La commission s’oppose à la vente de Ruag Ammotec

Par 6 voix contre 5 et 1 abstention, la CPS-E propose à son conseil d’adopter la motion 19.4468 « Il faut assurer la sécurité de notre approvisionnement. Ruag Ammotec ne doit pas être vendue », déposée par le conseiller aux États Werner Salzmann. Le Conseil des États a attribué cette motion à sa commission lors de la session de printemps pour examen préalable. Elle vise à ce que le Conseil fédéral renonce à la vente prévue de Ruag Ammotec, afin de garantir la sécurité de l’approvisionnement de la Suisse en munitions.

La commission estime que, en tant que pays neutre et indépendant, la Suisse doit pouvoir assurer de manière autonome sa capacité de défense et la sécurité de son approvisionnement. Bien que des composantes de munitions doivent d’ores et déjà être importées, le maintien d’une production propre reste, aux yeux de la commission, essentiel pour permettre à la Suisse de préserver sa capacité de défense. La commission considère qu’il est d’autant plus important en période de crise que la Suisse maintienne une production propre. Selon elle, en vendant Ruag Ammotec, le Conseil fédéral met non seulement en danger la sécurité de l’approvisionnement de l’armée en munitions, mais il prend également le risque que des emplois importants soient supprimés en Suisse.

Une minorité rejette la motion. À ses yeux, la planification de l’armée vise à garantir qu’il y aura toujours suffisamment de munitions également en cas de crise aiguë. Elle estime de ce fait que l’armée pourra dans tous les cas remplir son mandat, que Ruag Ammotec soit détenue ou non par la Confédération. Elle souligne également que, en tant que société privée, Ruag Ammotec serait plus flexible et indépendante et pourrait donc rester compétitive à l’avenir.
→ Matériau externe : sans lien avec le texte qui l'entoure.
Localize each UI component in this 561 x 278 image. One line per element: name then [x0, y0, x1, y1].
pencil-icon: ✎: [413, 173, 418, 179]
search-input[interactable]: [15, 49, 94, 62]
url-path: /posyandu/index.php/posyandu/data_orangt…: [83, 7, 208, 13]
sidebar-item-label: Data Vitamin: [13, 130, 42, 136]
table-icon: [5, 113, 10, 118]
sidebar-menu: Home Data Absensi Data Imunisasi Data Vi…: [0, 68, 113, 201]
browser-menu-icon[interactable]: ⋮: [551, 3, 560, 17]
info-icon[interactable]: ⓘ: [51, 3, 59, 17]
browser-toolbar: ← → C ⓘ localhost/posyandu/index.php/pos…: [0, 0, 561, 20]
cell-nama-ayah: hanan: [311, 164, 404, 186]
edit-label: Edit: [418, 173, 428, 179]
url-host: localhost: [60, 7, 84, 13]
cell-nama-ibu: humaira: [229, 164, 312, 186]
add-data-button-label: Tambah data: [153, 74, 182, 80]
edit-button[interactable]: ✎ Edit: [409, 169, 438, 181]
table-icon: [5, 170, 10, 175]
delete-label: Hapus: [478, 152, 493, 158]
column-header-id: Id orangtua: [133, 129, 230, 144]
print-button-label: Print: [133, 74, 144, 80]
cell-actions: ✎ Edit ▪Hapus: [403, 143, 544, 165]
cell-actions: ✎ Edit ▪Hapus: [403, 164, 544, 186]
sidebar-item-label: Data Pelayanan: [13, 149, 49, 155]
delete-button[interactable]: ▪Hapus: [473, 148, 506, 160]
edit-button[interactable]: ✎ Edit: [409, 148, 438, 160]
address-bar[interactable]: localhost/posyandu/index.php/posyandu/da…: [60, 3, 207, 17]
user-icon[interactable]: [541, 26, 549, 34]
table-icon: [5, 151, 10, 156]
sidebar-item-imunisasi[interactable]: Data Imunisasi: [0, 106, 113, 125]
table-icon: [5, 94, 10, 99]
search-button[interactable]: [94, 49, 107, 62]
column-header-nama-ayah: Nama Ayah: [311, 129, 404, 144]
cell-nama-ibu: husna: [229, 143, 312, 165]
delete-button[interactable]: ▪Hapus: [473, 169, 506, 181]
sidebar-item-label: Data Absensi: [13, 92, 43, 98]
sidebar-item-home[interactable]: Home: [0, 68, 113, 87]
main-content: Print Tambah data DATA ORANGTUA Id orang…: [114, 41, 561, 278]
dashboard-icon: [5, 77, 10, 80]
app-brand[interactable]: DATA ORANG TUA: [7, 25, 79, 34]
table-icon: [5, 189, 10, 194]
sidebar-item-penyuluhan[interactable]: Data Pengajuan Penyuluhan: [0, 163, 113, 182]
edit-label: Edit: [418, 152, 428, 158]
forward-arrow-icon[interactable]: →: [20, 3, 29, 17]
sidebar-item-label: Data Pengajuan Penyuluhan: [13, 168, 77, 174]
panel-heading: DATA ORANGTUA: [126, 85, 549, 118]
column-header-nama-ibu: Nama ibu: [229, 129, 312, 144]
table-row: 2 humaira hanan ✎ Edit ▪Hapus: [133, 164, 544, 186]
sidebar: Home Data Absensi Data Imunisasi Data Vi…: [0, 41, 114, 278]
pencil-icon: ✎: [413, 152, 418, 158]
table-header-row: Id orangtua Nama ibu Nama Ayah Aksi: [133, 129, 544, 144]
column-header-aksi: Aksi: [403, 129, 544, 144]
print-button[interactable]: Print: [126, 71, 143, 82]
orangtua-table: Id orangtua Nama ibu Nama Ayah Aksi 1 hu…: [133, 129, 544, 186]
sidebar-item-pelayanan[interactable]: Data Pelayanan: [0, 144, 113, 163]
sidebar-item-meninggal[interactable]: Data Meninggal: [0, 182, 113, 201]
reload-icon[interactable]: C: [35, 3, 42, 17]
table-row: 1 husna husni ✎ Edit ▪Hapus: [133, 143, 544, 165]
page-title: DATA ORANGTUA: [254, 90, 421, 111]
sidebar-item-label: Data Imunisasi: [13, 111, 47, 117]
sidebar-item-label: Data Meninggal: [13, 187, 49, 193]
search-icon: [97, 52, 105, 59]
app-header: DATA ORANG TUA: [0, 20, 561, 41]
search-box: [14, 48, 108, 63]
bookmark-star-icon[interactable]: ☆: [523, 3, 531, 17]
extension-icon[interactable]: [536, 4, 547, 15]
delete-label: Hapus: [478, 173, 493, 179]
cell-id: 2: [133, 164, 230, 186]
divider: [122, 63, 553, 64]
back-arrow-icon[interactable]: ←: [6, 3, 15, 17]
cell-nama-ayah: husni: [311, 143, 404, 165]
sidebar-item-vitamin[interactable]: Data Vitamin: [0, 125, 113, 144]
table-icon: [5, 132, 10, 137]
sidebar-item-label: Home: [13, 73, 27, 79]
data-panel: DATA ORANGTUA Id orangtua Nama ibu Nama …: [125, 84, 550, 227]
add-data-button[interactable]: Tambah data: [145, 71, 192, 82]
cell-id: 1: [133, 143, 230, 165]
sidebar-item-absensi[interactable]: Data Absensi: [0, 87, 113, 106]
Avant de se prononcer à ce sujet, la commission avait visité l’usine Ruag Ammotec, à Thoune, le 16 mai 2020, puis entendu des représentants de Ruag International, de Ruag Ammotec, un expert en munitions, un représentant d’une autre fabrique de munitions ainsi que des représentants du DFF (propriétaire) et du DDPS.

Autres thèmes

Prolongation du mandat de la Swisscoy : La commission propose par 9 voix contre 0 et 2 abstentions d’approuver la prolongation du mandat de la Swisscoy jusqu’en 2023 et l’augmentation de l’effectif de cette dernière (19.082). Elle estime que la présence de la KFOR reste nécessaire au Kosovo en raison de la situation qui y règne sur les plans politique et sécuritaire et considère que l’engagement de la Swisscoy reste pleinement justifié. Lors de la discussion, la CPS-E a refusé, par 8 voix contre 2 et 1 abstention, de limiter le contingent maximal de la Swisscoy à 165 militaires (au lieu de 195).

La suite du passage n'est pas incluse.